Integrate audio classifiers

Audio classification is a common use case of Machine Learning to classify the sound types. For example, it can identify the bird species by their songs.

The Task Library AudioClassifier API can be used to deploy your custom audio classifiers or pretrained ones into your mobile app.

Key features of the AudioClassifier API

  • Input audio processing, e.g. converting PCM 16 bit encoding to PCM Float encoding and the manipulation of the audio ring buffer.

  • Label map locale.

  • Supporting Multi-head classification model.

  • Supporting both single-label and multi-label classification.

  • Score threshold to filter results.

  • Top-k classification results.

  • Label allowlist and denylist.

Supported audio classifier models

The following models are guaranteed to be compatible with the AudioClassifier API.

Run inference in Java

See the Audio Classification reference app for an example using AudioClassifier in an Android app.

Step 1: Import Gradle dependency and other settings

Copy the .tflite model file to the assets directory of the Android module where the model will be run. Specify that the file should not be compressed, and add the TensorFlow Lite library to the module’s build.gradle file:

android {
    // Other settings

    // Specify that the tflite file should not be compressed when building the APK package.
    aaptOptions {
        noCompress "tflite"

dependencies {
    // Other dependencies

    // Import the Audio Task Library dependency (NNAPI is included)
    implementation 'org.tensorflow:tensorflow-lite-task-audio:0.4.0'
    // Import the GPU delegate plugin Library for GPU inference
    implementation 'org.tensorflow:tensorflow-lite-gpu-delegate-plugin:0.4.0'

Step 2: Using the model

// Initialization
AudioClassifierOptions options =
AudioClassifier classifier =
    AudioClassifier.createFromFileAndOptions(context, modelFile, options);

// Start recording
AudioRecord record = classifier.createAudioRecord();

// Load latest audio samples
TensorAudio audioTensor = classifier.createInputTensorAudio();

// Run inference
List<Classifications> results = audioClassifier.classify(audioTensor);

See the source code and javadoc for more options to configure AudioClassifier.

Run inference in Python

Step 1: Install the pip package

pip install tflite-support
  • Linux: Run sudo apt-get update && apt-get install libportaudio2
  • Mac and Windows: PortAudio is installed automatically when installing the tflite-support pip package.

Step 2: Using the model

# Imports
from tflite_support.task import vision
from tflite_support.task import core
from tflite_support.task import processor

# Initialization
base_options = core.BaseOptions(file_name=model_path)
classification_options = processor.ClassificationOptions(max_results=2)
options = audio.AudioClassifierOptions(base_options=base_options, classification_options=classification_options)
classifier = audio.AudioClassifier.create_from_options(options)

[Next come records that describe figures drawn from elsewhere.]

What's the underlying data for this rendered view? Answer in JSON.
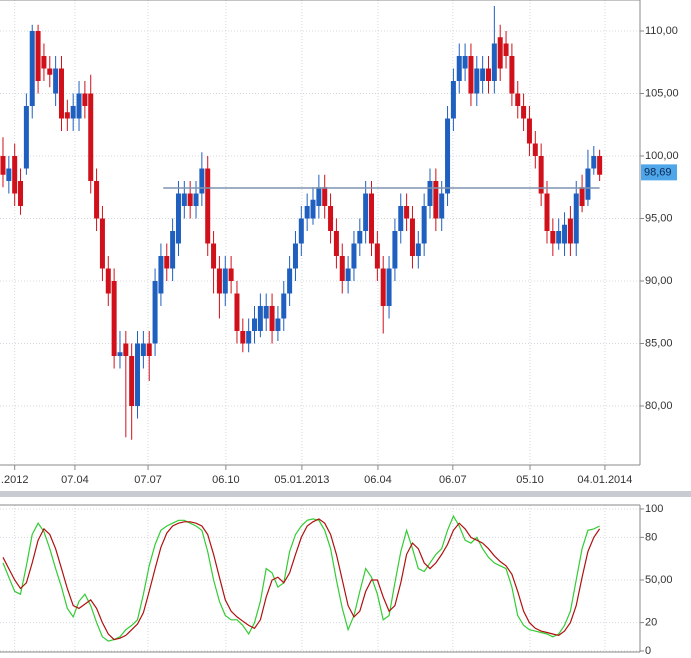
{
  "chart_data": [
    {
      "type": "candlestick",
      "up_color": "#1f5fbf",
      "down_color": "#d0101a",
      "grid": true,
      "xlim": [
        -0.51,
        108.9
      ],
      "ylim": [
        75.28,
        112.48
      ],
      "xticks": [
        {
          "value": 2,
          "label": ".2012"
        },
        {
          "value": 12.3,
          "label": "07.04"
        },
        {
          "value": 24.8,
          "label": "07.07"
        },
        {
          "value": 38.1,
          "label": "06.10"
        },
        {
          "value": 51.1,
          "label": "05.01.2013"
        },
        {
          "value": 64.1,
          "label": "06.04"
        },
        {
          "value": 76.9,
          "label": "06.07"
        },
        {
          "value": 90.1,
          "label": "05.10"
        },
        {
          "value": 102.9,
          "label": "04.01.2014"
        }
      ],
      "yticks": [
        {
          "value": 80,
          "label": "80,00"
        },
        {
          "value": 85,
          "label": "85,00"
        },
        {
          "value": 90,
          "label": "90,00"
        },
        {
          "value": 95,
          "label": "95,00"
        },
        {
          "value": 100,
          "label": "100,00"
        },
        {
          "value": 105,
          "label": "105,00"
        },
        {
          "value": 110,
          "label": "110,00"
        }
      ],
      "hline": {
        "value": 97.44,
        "from": 27.4,
        "color": "#7f93b0"
      },
      "marker": {
        "value": 98.69,
        "label": "98,69",
        "color": "#4fa6e8"
      },
      "open": [
        100,
        98,
        100,
        98,
        99,
        104,
        110,
        108,
        107,
        105,
        107,
        103.5,
        103,
        103,
        105,
        105,
        98,
        95,
        91,
        90,
        84,
        85,
        84,
        80,
        84,
        85,
        85,
        89,
        92,
        91,
        93,
        96,
        97,
        96,
        97,
        99,
        93,
        91,
        89,
        91,
        89,
        86,
        85,
        86,
        86,
        87,
        88,
        86,
        87,
        89,
        91,
        93,
        95,
        95,
        96,
        97.5,
        96,
        94,
        92,
        90,
        91,
        93,
        94,
        97,
        93,
        91,
        88,
        91,
        94,
        96,
        95,
        92,
        93,
        96,
        98,
        95,
        97,
        103,
        106,
        107,
        108,
        105,
        106,
        107,
        106,
        109.5,
        109,
        108,
        105,
        104,
        103,
        101,
        100,
        97,
        94,
        93,
        93,
        95,
        93,
        97.5,
        96.5,
        99,
        100
      ],
      "high": [
        101.5,
        100,
        101,
        99,
        105,
        110.5,
        110.5,
        109,
        108,
        108,
        108,
        104.5,
        105,
        106,
        106,
        106.5,
        99,
        96,
        92,
        91,
        86,
        86,
        85,
        86,
        86,
        86,
        91,
        93,
        93,
        95,
        98,
        98,
        98,
        98,
        100.3,
        100,
        94,
        92,
        92,
        92,
        90,
        87,
        87,
        88,
        89,
        89,
        89,
        88,
        90,
        92,
        94,
        96,
        97,
        97.5,
        98.5,
        98.5,
        97,
        95,
        93,
        92,
        94,
        95,
        98,
        98,
        94,
        92,
        92,
        95,
        97,
        97,
        96,
        94,
        97,
        99,
        99,
        98,
        104,
        107,
        109,
        109,
        109,
        108,
        108,
        108,
        112,
        110.5,
        110,
        109,
        106,
        105,
        104,
        102,
        101,
        98,
        95,
        95,
        95.5,
        96,
        98,
        98.5,
        100.5,
        100.8,
        100.5
      ],
      "low": [
        97.5,
        97,
        96,
        95.3,
        98.5,
        103,
        105,
        106,
        105.5,
        104,
        102,
        102,
        102,
        102,
        103,
        97,
        94,
        90,
        88,
        83,
        83,
        77.5,
        77.3,
        79,
        83,
        82,
        84,
        88,
        90,
        90,
        92,
        95,
        95,
        95,
        96,
        92,
        89,
        87,
        88,
        89,
        85,
        84.3,
        84.3,
        85,
        85.5,
        86,
        85,
        85.2,
        86,
        88,
        90,
        92,
        94,
        94.5,
        95,
        95,
        93,
        91,
        89,
        89,
        90,
        92,
        93,
        92,
        90,
        85.8,
        87,
        90,
        93,
        94,
        91,
        91,
        92,
        95,
        94,
        94,
        96,
        102,
        105,
        106,
        104,
        104,
        105,
        105,
        105,
        106,
        107,
        104,
        103,
        102,
        100,
        99,
        96,
        93,
        92,
        92.5,
        92,
        92,
        92,
        95.5,
        96,
        98.5,
        98
      ],
      "close": [
        98.5,
        99,
        97,
        96,
        104,
        110,
        106,
        107,
        106.5,
        107,
        103,
        103,
        104,
        105,
        104,
        98,
        95,
        91,
        89,
        84,
        84.3,
        84,
        80,
        85,
        85,
        84,
        90,
        92,
        91,
        94,
        97,
        97,
        96,
        97,
        99,
        93,
        91,
        89,
        91,
        90,
        86,
        85,
        86,
        87,
        88,
        88,
        86,
        87,
        89,
        91,
        93,
        95,
        96,
        96.5,
        97.5,
        96,
        94,
        92,
        90,
        91,
        93,
        94,
        97,
        93,
        91,
        88,
        91,
        94,
        96,
        95,
        92,
        93,
        96,
        98,
        95,
        97,
        103,
        106,
        108,
        108,
        105,
        107,
        107,
        106,
        109,
        107,
        108,
        105,
        104,
        103,
        101,
        100,
        97,
        94,
        93,
        94,
        94.5,
        93,
        97,
        96,
        99,
        100,
        98.5
      ]
    },
    {
      "type": "line",
      "grid": true,
      "xlim": [
        -0.51,
        108.9
      ],
      "ylim": [
        -0.7,
        102.8
      ],
      "yticks": [
        0,
        20,
        {
          "value": 50,
          "label": "50,00"
        },
        80,
        100
      ],
      "series": [
        {
          "color": "#33cc33",
          "values": [
            62,
            52,
            42,
            40,
            60,
            82,
            90,
            84,
            72,
            58,
            45,
            30,
            24,
            35,
            40,
            32,
            20,
            10,
            7,
            8,
            10,
            15,
            18,
            22,
            40,
            60,
            75,
            85,
            88,
            90,
            92,
            92,
            90,
            88,
            85,
            70,
            50,
            35,
            25,
            22,
            22,
            18,
            12,
            20,
            35,
            58,
            55,
            45,
            48,
            70,
            82,
            88,
            92,
            93,
            92,
            85,
            72,
            50,
            30,
            15,
            25,
            42,
            58,
            52,
            40,
            22,
            25,
            48,
            70,
            85,
            72,
            58,
            56,
            62,
            68,
            72,
            85,
            95,
            88,
            78,
            76,
            80,
            72,
            66,
            62,
            60,
            58,
            45,
            25,
            18,
            15,
            14,
            13,
            12,
            10,
            12,
            18,
            28,
            50,
            72,
            85,
            86,
            88
          ]
        },
        {
          "color": "#b01010",
          "values": [
            66,
            58,
            50,
            44,
            48,
            62,
            78,
            86,
            82,
            72,
            58,
            44,
            32,
            30,
            33,
            36,
            30,
            20,
            12,
            8,
            9,
            11,
            15,
            19,
            27,
            42,
            58,
            73,
            83,
            88,
            90,
            91,
            91,
            90,
            88,
            82,
            68,
            52,
            36,
            28,
            24,
            21,
            18,
            16,
            22,
            38,
            50,
            52,
            48,
            55,
            68,
            80,
            88,
            91,
            93,
            90,
            82,
            68,
            50,
            32,
            24,
            28,
            42,
            50,
            50,
            38,
            28,
            32,
            48,
            68,
            76,
            72,
            62,
            58,
            62,
            68,
            75,
            85,
            90,
            86,
            80,
            78,
            76,
            72,
            67,
            63,
            60,
            54,
            42,
            28,
            20,
            16,
            14,
            13,
            12,
            11,
            14,
            20,
            32,
            52,
            70,
            80,
            86
          ]
        }
      ]
    }
  ]
}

# Alternatively, you can create an audio classifier in the following manner:
# classifier = audio.AudioClassifier.create_from_file(model_path)

# Run inference
audio_file = audio.TensorAudio.create_from_wav_file(audio_path, classifier.required_input_buffer_size)
audio_result = classifier.classify(audio_file)

See the source code for more options to configure AudioClassifier.

Run inference in C++

// Initialization
AudioClassifierOptions options;
std::unique_ptr<AudioClassifier> audio_classifier = AudioClassifier::CreateFromOptions(options).value();

// Create input audio buffer from data.
int input_buffer_size = audio_classifier->GetRequiredInputBufferSize();
const std::unique_ptr<AudioBuffer> audio_buffer =
    AudioBuffer::Create(audio_data.get(), input_buffer_size, kAudioFormat).value();

// Run inference
const ClassificationResult result = audio_classifier->Classify(*audio_buffer).value();

See the source code for more options to configure AudioClassifier.

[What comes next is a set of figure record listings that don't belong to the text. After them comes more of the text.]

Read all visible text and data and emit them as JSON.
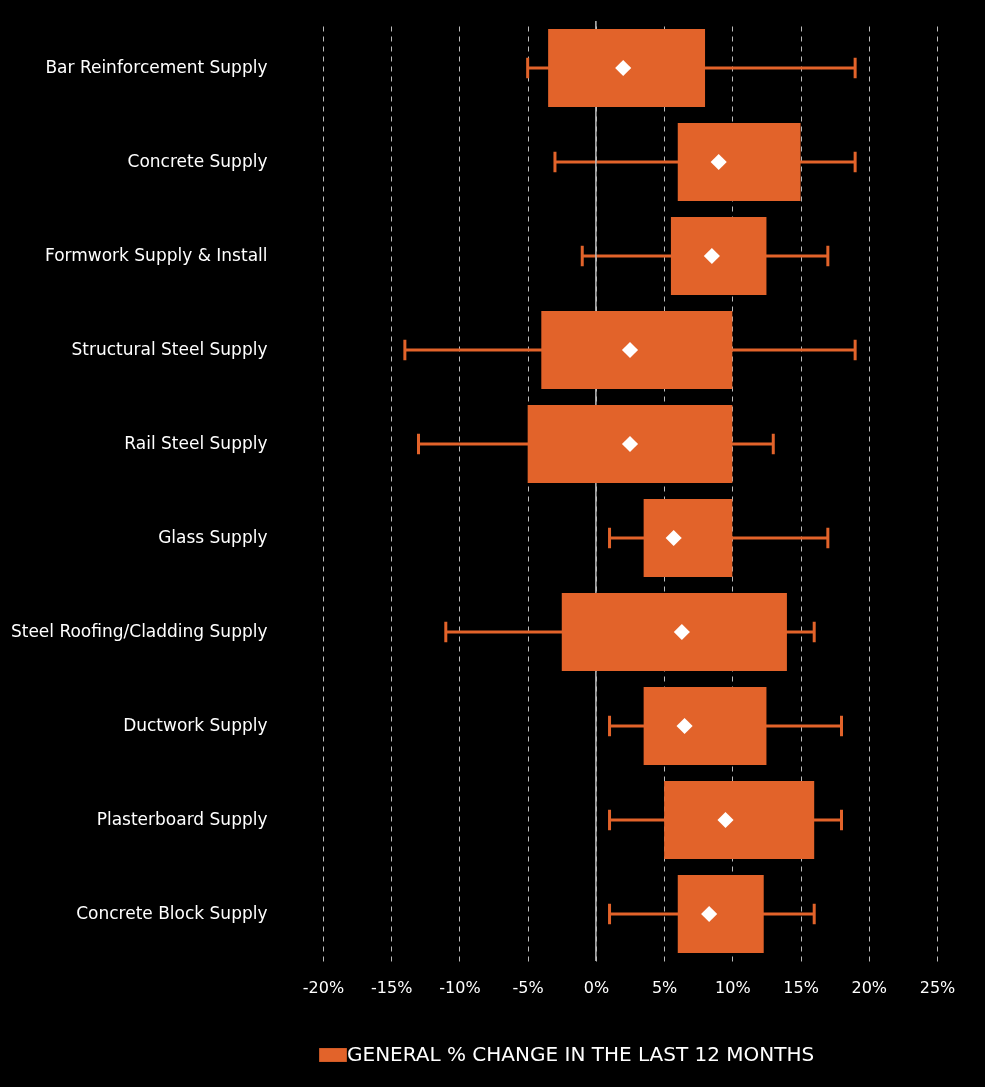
{
  "chart_data": {
    "type": "box",
    "orientation": "horizontal",
    "categories": [
      "Bar Reinforcement Supply",
      "Concrete Supply",
      "Formwork Supply & Install",
      "Structural Steel Supply",
      "Rail Steel Supply",
      "Glass Supply",
      "Steel Roofing/Cladding Supply",
      "Ductwork Supply",
      "Plasterboard Supply",
      "Concrete Block Supply"
    ],
    "series": [
      {
        "name": "GENERAL % CHANGE IN THE LAST 12 MONTHS",
        "color": "#e2632a",
        "boxes": [
          {
            "low": -5,
            "q1": -3.5,
            "q3": 8,
            "high": 19,
            "mean": 2
          },
          {
            "low": -3,
            "q1": 6,
            "q3": 15,
            "high": 19,
            "mean": 9
          },
          {
            "low": -1,
            "q1": 5.5,
            "q3": 12.5,
            "high": 17,
            "mean": 8.5
          },
          {
            "low": -14,
            "q1": -4,
            "q3": 10,
            "high": 19,
            "mean": 2.5
          },
          {
            "low": -13,
            "q1": -5,
            "q3": 10,
            "high": 13,
            "mean": 2.5
          },
          {
            "low": 1,
            "q1": 3.5,
            "q3": 10,
            "high": 17,
            "mean": 5.7
          },
          {
            "low": -11,
            "q1": -2.5,
            "q3": 14,
            "high": 16,
            "mean": 6.3
          },
          {
            "low": 1,
            "q1": 3.5,
            "q3": 12.5,
            "high": 18,
            "mean": 6.5
          },
          {
            "low": 1,
            "q1": 5,
            "q3": 16,
            "high": 18,
            "mean": 9.5
          },
          {
            "low": 1,
            "q1": 6,
            "q3": 12.3,
            "high": 16,
            "mean": 8.3
          }
        ]
      }
    ],
    "xlim": [
      -20,
      25
    ],
    "xticks": [
      {
        "value": -20,
        "label": "-20%"
      },
      {
        "value": -15,
        "label": "-15%"
      },
      {
        "value": -10,
        "label": "-10%"
      },
      {
        "value": -5,
        "label": "-5%"
      },
      {
        "value": 0,
        "label": "0%"
      },
      {
        "value": 5,
        "label": "5%"
      },
      {
        "value": 10,
        "label": "10%"
      },
      {
        "value": 15,
        "label": "15%"
      },
      {
        "value": 20,
        "label": "20%"
      },
      {
        "value": 25,
        "label": "25%"
      }
    ],
    "grid": "x",
    "ref_lines": [
      {
        "axis": "x",
        "value": 0,
        "color": "#bbbbbb"
      }
    ],
    "legend": "bottom",
    "marker": "diamond"
  }
}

Model compatibility requirements

The AudioClassifier API expects a TFLite model with mandatory TFLite Model Metadata. See examples of creating metadata for audio classifiers using the TensorFlow Lite Metadata Writer API.

The compatible audio classifier models should meet the following requirements:

  • Input audio tensor (kTfLiteFloat32)

    • audio clip of size [batch x samples].
    • batch inference is not supported (batch is required to be 1).
    • for multi-channel models, the channels need to be interleaved.
  • Output score tensor (kTfLiteFloat32)

    • [1 x N] array with N represents the class number.
    • optional (but recommended) label map(s) as AssociatedFile-s with type TENSOR_AXIS_LABELS, containing one label per line. The first such AssociatedFile (if any) is used to fill the label field (named as class_name in C++) of the results. The display_name field is filled from the AssociatedFile (if any) whose locale matches the display_names_locale field of the AudioClassifierOptions used at creation time ("en" by default, i.e. English). If none of these are available, only the index field of the results will be filled.